Some home insurance policies exclude coverage from natural disasters. Check and inquire directly about the matter of coverage with your provider.
4. You go over to the next life.
If you’re the breadwinner, your family is left to fend for themselves.
Since they’re used to depending on your income, they may significantly downgrade their lifestyle. Everyone needs to cut back on food, clothing and utilities. Everyone stops attending school. Everyone needs to work and take on a lot of jobs.
If you’re not the breadwinner, your family’s still responsible to pay off your debts. That personal loan, that car loan or that house loan – your elderly parents, young siblings or non-working partner now carries its burden.
The people you left wouldn’t stop crying at your wake. Why?
It’s not because they miss you so much.
It’s because, in addition to the debts you left, they’re supposed to cover your funeral expenses, too. Kaya pala!
Are you okay with the thought that your loving family can suffer without you?
Prepare for it:
Get either term life insurance or variable unit-linked insurance.
Term life insurance is cheaper when you’re younger, but it’s pricier as you get older. Also, if nothing happens to you at the end of the term, you won’t get anything. At least buhay ka pa?

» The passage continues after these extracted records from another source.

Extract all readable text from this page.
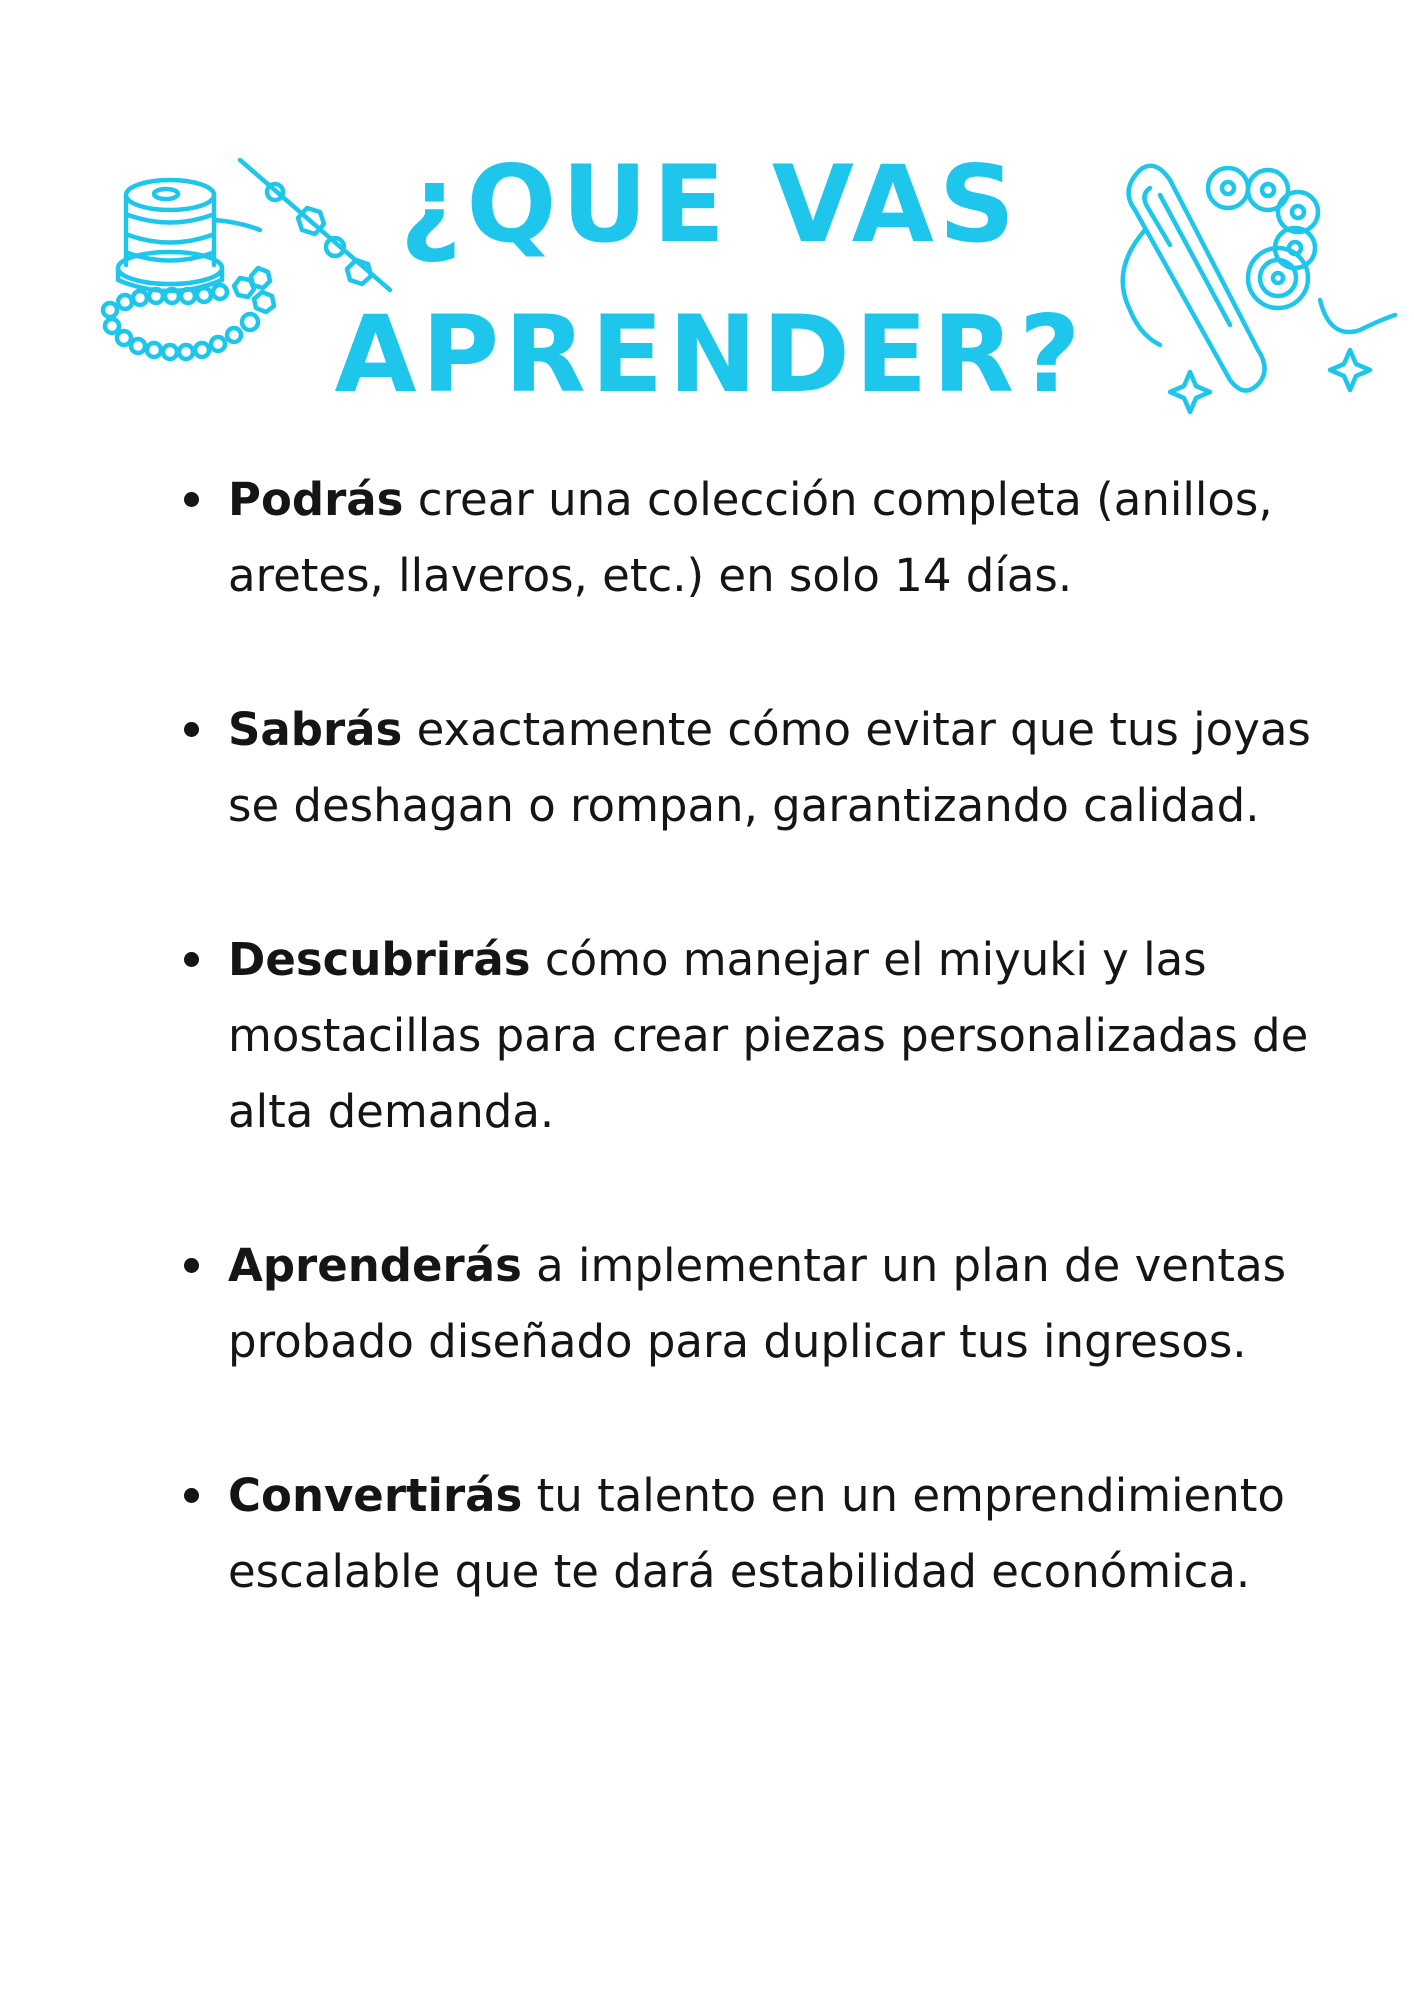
¿QUE VAS
APRENDER?
Podrás crear una colección completa (anillos, aretes, llaveros, etc.) en solo 14 días.
Sabrás exactamente cómo evitar que tus joyas se deshagan o rompan, garantizando calidad.
Descubrirás cómo manejar el miyuki y las mostacillas para crear piezas personalizadas de alta demanda.
Aprenderás a implementar un plan de ventas probado diseñado para duplicar tus ingresos.
Convertirás tu talento en un emprendimiento escalable que te dará estabilidad económica.
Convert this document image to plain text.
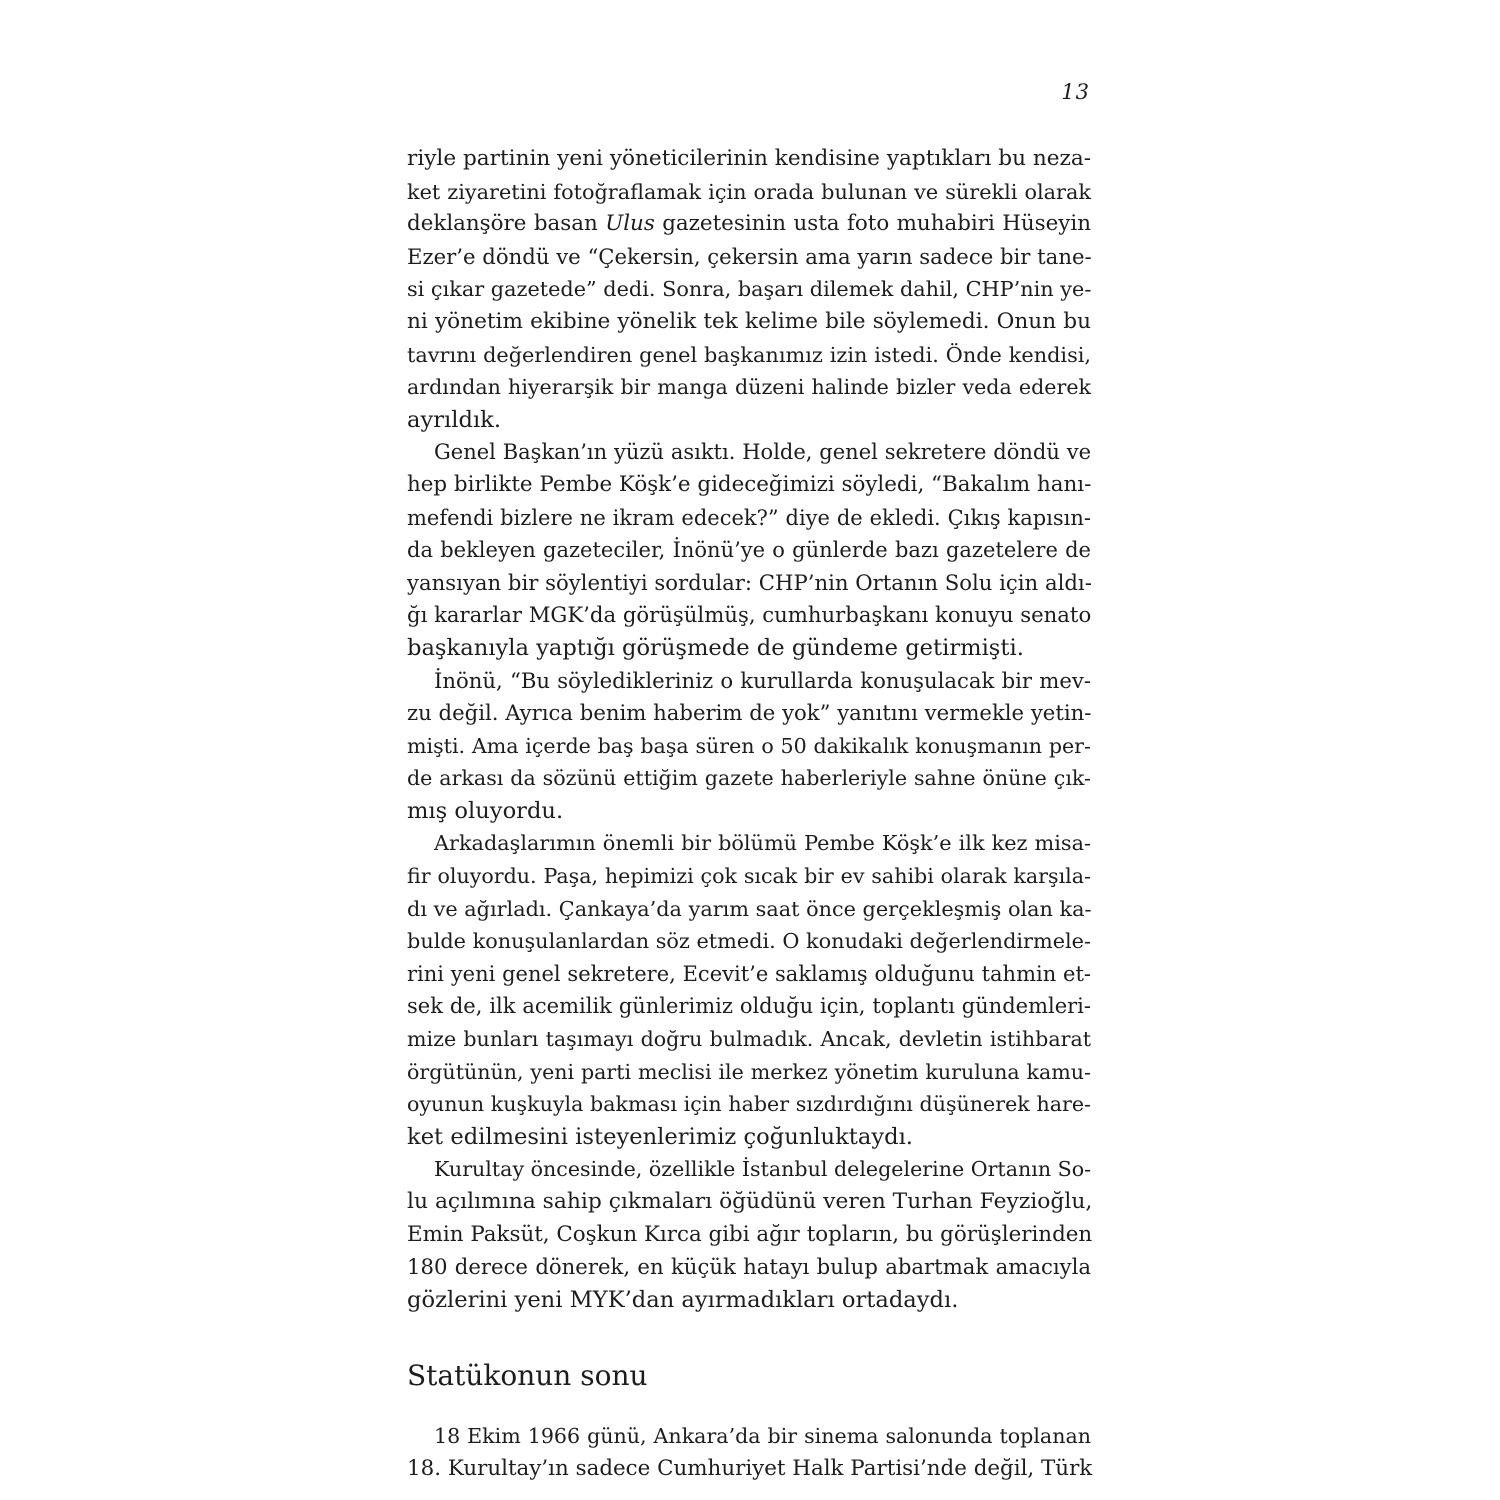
13
riyle partinin yeni yöneticilerinin kendisine yaptıkları bu neza-
ket ziyaretini fotoğraflamak için orada bulunan ve sürekli olarak
deklanşöre basan Ulus gazetesinin usta foto muhabiri Hüseyin
Ezer’e döndü ve “Çekersin, çekersin ama yarın sadece bir tane-
si çıkar gazetede” dedi. Sonra, başarı dilemek dahil, CHP’nin ye-
ni yönetim ekibine yönelik tek kelime bile söylemedi. Onun bu
tavrını değerlendiren genel başkanımız izin istedi. Önde kendisi,
ardından hiyerarşik bir manga düzeni halinde bizler veda ederek
ayrıldık.
Genel Başkan’ın yüzü asıktı. Holde, genel sekretere döndü ve
hep birlikte Pembe Köşk’e gideceğimizi söyledi, “Bakalım hanı-
mefendi bizlere ne ikram edecek?” diye de ekledi. Çıkış kapısın-
da bekleyen gazeteciler, İnönü’ye o günlerde bazı gazetelere de
yansıyan bir söylentiyi sordular: CHP’nin Ortanın Solu için aldı-
ğı kararlar MGK’da görüşülmüş, cumhurbaşkanı konuyu senato
başkanıyla yaptığı görüşmede de gündeme getirmişti.
İnönü, “Bu söyledikleriniz o kurullarda konuşulacak bir mev-
zu değil. Ayrıca benim haberim de yok” yanıtını vermekle yetin-
mişti. Ama içerde baş başa süren o 50 dakikalık konuşmanın per-
de arkası da sözünü ettiğim gazete haberleriyle sahne önüne çık-
mış oluyordu.
Arkadaşlarımın önemli bir bölümü Pembe Köşk’e ilk kez misa-
fir oluyordu. Paşa, hepimizi çok sıcak bir ev sahibi olarak karşıla-
dı ve ağırladı. Çankaya’da yarım saat önce gerçekleşmiş olan ka-
bulde konuşulanlardan söz etmedi. O konudaki değerlendirmele-
rini yeni genel sekretere, Ecevit’e saklamış olduğunu tahmin et-
sek de, ilk acemilik günlerimiz olduğu için, toplantı gündemleri-
mize bunları taşımayı doğru bulmadık. Ancak, devletin istihbarat
örgütünün, yeni parti meclisi ile merkez yönetim kuruluna kamu-
oyunun kuşkuyla bakması için haber sızdırdığını düşünerek hare-
ket edilmesini isteyenlerimiz çoğunluktaydı.
Kurultay öncesinde, özellikle İstanbul delegelerine Ortanın So-
lu açılımına sahip çıkmaları öğüdünü veren Turhan Feyzioğlu,
Emin Paksüt, Coşkun Kırca gibi ağır topların, bu görüşlerinden
180 derece dönerek, en küçük hatayı bulup abartmak amacıyla
gözlerini yeni MYK’dan ayırmadıkları ortadaydı.
Statükonun sonu
18 Ekim 1966 günü, Ankara’da bir sinema salonunda toplanan
18. Kurultay’ın sadece Cumhuriyet Halk Partisi’nde değil, Türk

Variable unit-linked insurance is cost-effective in a way that what you deposit now is the same as what you deposit when you get older. Here, a part of your deposit is allotted for life insurance coverage (if you die too young.) Also, a part of your deposit is invested to accumulate interest to build you a sizable retirement fund (if you live too old.)
In the end, life is a journey of ups and downs.
What if nothing happens and you’re completely okay? Then, good for you.
But what if everything happens and you’re completely wiped out? Then at least you prepared in advance.
I don’t know about you, but I’d rather be over-prepared than not prepared at all.
You don’t want to take chances, do you?